A new crosswalk on South Main Street, with a signal system that requires drivers to stop for pedestrians alone, will begin functioning Tuesday, the Georgia Department of Transportation announced.
The crosswalk with a HAWK beacon was installed in front of the Super 8 motel near Parrish Drive, at a point where there is no traffic light for an intersecting street. For several days now, flashing temporary signs have alerted drivers, "New Signal Ahead - To Begin Jan. 5."
It is the first of its kind in Statesboro and is the latest effort to improve safety for pedestrians, mainly Georgia Southern University students, who cross the five-lane segment of U.S. Highway 301 between the university and several apartment complexes on the other side.
HAWK is a contrived acronym for High-intensity Activated CrossWalK. These are also called hybrid beacons. To pedestrians, the system presents a pair of those push-button crosswalk signals that count down the seconds while it's still OK to cross. But to motorists, the beacon flashes a less familiar sequence of attention-getting signals.
"Although the HAWK signal is very similar to the pedestrian's view of a normal traffic signal, the motorists view will be quite different so, we urge drivers to use extreme caution until they become more familiar with this type of signal," Georgia DOT District Engineer Karon Ivery said in a news release.
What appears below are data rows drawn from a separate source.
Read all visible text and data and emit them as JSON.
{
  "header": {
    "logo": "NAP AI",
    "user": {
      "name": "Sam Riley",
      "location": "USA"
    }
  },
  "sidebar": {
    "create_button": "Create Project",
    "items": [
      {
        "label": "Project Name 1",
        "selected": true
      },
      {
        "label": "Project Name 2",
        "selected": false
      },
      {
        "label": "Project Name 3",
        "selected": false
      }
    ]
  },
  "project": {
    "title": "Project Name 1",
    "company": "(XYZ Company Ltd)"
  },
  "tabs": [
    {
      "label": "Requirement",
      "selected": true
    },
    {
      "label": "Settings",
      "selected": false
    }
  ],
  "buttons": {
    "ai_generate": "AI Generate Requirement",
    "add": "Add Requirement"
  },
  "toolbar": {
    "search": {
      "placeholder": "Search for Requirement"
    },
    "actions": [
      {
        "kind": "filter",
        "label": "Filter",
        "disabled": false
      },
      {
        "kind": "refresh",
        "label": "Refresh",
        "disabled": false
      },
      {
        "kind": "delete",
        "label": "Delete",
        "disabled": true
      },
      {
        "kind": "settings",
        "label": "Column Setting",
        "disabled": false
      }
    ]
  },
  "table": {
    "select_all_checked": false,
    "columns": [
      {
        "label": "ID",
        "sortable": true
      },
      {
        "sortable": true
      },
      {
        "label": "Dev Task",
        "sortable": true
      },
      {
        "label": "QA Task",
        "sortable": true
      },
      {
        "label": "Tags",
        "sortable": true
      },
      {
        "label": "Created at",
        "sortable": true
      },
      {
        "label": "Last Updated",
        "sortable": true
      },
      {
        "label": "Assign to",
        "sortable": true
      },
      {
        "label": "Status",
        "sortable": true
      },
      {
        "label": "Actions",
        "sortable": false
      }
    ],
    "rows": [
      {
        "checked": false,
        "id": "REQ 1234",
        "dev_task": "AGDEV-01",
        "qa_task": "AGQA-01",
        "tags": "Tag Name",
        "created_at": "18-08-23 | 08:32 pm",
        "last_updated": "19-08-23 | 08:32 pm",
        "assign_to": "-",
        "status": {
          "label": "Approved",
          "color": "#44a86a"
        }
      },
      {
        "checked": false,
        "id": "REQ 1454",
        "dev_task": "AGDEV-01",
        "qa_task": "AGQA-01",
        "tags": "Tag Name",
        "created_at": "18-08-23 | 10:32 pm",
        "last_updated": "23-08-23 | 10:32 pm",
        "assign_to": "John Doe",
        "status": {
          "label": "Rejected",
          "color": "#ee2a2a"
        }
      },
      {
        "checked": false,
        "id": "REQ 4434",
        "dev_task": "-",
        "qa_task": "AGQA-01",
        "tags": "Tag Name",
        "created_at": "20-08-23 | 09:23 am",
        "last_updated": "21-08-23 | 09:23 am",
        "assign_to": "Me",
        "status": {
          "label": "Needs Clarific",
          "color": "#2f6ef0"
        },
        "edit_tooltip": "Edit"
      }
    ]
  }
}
The HAWK beacon remains dark to keep traffic flowing - until a pedestrian presses the button to activate the signal. Then the beacon facing highway traffic first flashes yellow, indicating that drivers should prepare to stop. It then turns solid yellow, telling motorists they must come to a stop; then solid red, signaling that motorists must not cross the stop bar, the bold stripe painted across the pavement.
When the time for pedestrians to cross expires, the beacon signals "toggle red," with a back-and-forth motion, meaning that after drivers have first stopped and pedestrians completely clear the roadway, drivers may proceed.
On toggle red, the second motorist in line should still pull up to the stop bar and make sure the roadway is clear before proceeding, the Department of Transportation advises.
There is no green beacon. A dark signal means drivers can proceed through the pedestrian intersection.
Driver and pedestrian safety is the Georgia DOT's top priority, Ivery said in the announcement from the department's Jesup office.
"Improving pedestrian safety via HAWK signals is contingent upon compliance by pedestrians and motorists," cautioned the statement from Georgia DOT District 5 Communications Officer Jill Nagel. "Georgia DOT wants to remind motorists that roadway safety should be everyone's priority."
The state, through the Department of Transportation, paid for the signals and crossing at a contract cost of $95,574, reported Statesboro City Engineer Brad Deal. The main contractor was Corbett Electrical Construction.
However, city of Statesboro and Georgia Southern University officials had first voiced concerns about pedestrian safety at this location, Deal noted. The Georgia DOT advised the city to apply for the signal, and the university contributed by building a sidewalk from Forest Drive to South Main, at separate cost.
The only cost for which the city will be responsible is the monthly power bill for the signal, Deal told City Council last summer.
Before the city applied for the signal, he reported on a traffic study performed for the city by the engineering consulting firm Wolverton & Associates in 2013 and updated this year.
In May 2013, during one 24-hour period, 18,164 motor vehicles traveled this stretch of South Main, according to the Wolverton report.
At the city's request, the Georgia DOT in 2012 had lowered the speed limit in this area from 45 mph to 35 mph.
But in its 2015 update, Wolverton found that southbound motorists' average speed on May 19-21 was 43.5 mph, with 92 percent of cars exceeding the speed limit. The 85th percentile speed was 49.2 mph, meaning that 15 percent of motorists were going faster than that, and the top speed recorded was 84.8 mph.
Meanwhile, Deal estimated that during Georgia Southern's spring and fall semesters, about 50 pedestrians per hour cross at this location. In a story published in July, GSU Associate Vice President of Facilities Marvin Mills confirmed that the university worked with the city to propose the crossing.
"We have some concerns about our students, of course, crossing 301 where there's no stoplight," Mills said. "We see a lot of students who are actually crossing right there at Parrish Drive."
Officials said they hope students will now use the new crossing and marked crossings at intersections.